If we try to claim that some appearances given by the senses resemble their objects, we must judge the how well they resemble them, but we have no direct contact with the objects themselves. "We have a parallel situation when one who doesn't know Socrates sees his portrait, and cannot tell whether it resembles him." And we cannot judge simply by appeal to some appearances as more accurate than others, since we have no way to separate the two: "It will be necessary to verify the selected appearance by another, the second by a third, and thus it will never be complete."

After having disparaged the use of the senses to discover the nature of things, Montaigne advances a metaphysical argument to show that it is unknowable. Citing a number of Greek philosophers, he maintains the ceaseless change that exists in the sensible world, so that we cannot say of any sensible thing that it "is." Following the Greek biographer Plutarch, he adds that if there is a God with an eternal existence, "a being really existent by which a single now fills the forever," however, one could say that He, and He alone, "is."

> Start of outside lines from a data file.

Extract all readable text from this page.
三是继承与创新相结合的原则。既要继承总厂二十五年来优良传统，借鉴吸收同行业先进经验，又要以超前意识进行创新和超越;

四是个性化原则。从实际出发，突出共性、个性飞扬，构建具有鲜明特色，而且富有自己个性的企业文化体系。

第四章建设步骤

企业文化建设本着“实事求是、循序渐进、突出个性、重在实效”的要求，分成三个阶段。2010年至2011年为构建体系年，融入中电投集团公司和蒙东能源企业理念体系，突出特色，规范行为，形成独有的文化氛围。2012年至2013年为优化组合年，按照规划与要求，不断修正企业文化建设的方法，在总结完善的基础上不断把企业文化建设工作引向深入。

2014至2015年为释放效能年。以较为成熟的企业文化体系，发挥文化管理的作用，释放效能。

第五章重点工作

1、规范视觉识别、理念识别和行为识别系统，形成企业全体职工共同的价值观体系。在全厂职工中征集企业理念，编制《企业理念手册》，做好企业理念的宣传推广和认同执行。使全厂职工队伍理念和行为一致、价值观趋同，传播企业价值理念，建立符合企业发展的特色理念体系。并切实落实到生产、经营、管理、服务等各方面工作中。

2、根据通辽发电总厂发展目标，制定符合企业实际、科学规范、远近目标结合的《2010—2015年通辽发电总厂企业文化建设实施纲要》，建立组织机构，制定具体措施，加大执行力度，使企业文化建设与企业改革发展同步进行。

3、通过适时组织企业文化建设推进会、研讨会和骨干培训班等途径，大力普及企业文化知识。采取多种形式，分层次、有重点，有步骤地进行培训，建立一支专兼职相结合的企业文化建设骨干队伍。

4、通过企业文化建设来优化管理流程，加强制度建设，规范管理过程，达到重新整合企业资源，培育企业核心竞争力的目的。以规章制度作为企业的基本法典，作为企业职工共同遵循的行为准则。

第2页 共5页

Finally, following the Stoic philosopher Seneca, he concludes that it is only through our belief in God through faith that we can overcome the deficiencies of our natural faculties. "He will rise if God by special grace holds out to him his hand; he will rise, abandoning and renouncing his own means, and letting himself be raised and lifted up by purely divine means." Montaigne could embrace Christian faith on Pyrrhonian grounds. The skeptical prescription was to live life on the basis of the customs in the place one finds one's self. Since the prevailing customary religion in France was Catholicism, one should accept the Catholic doctrines.

The Pyrrhonian skepticism raised by Montaigne proved to be very influential in the debate between the Catholics and Protestants. More importantly for our purposes, the new Pyrrhonism profoundly influenced Descartes. In the reply to the Seventh Objections to the Meditations, Descartes described himself as having given "Arguments by which I, first of all men, upset the doubts of the Sceptics."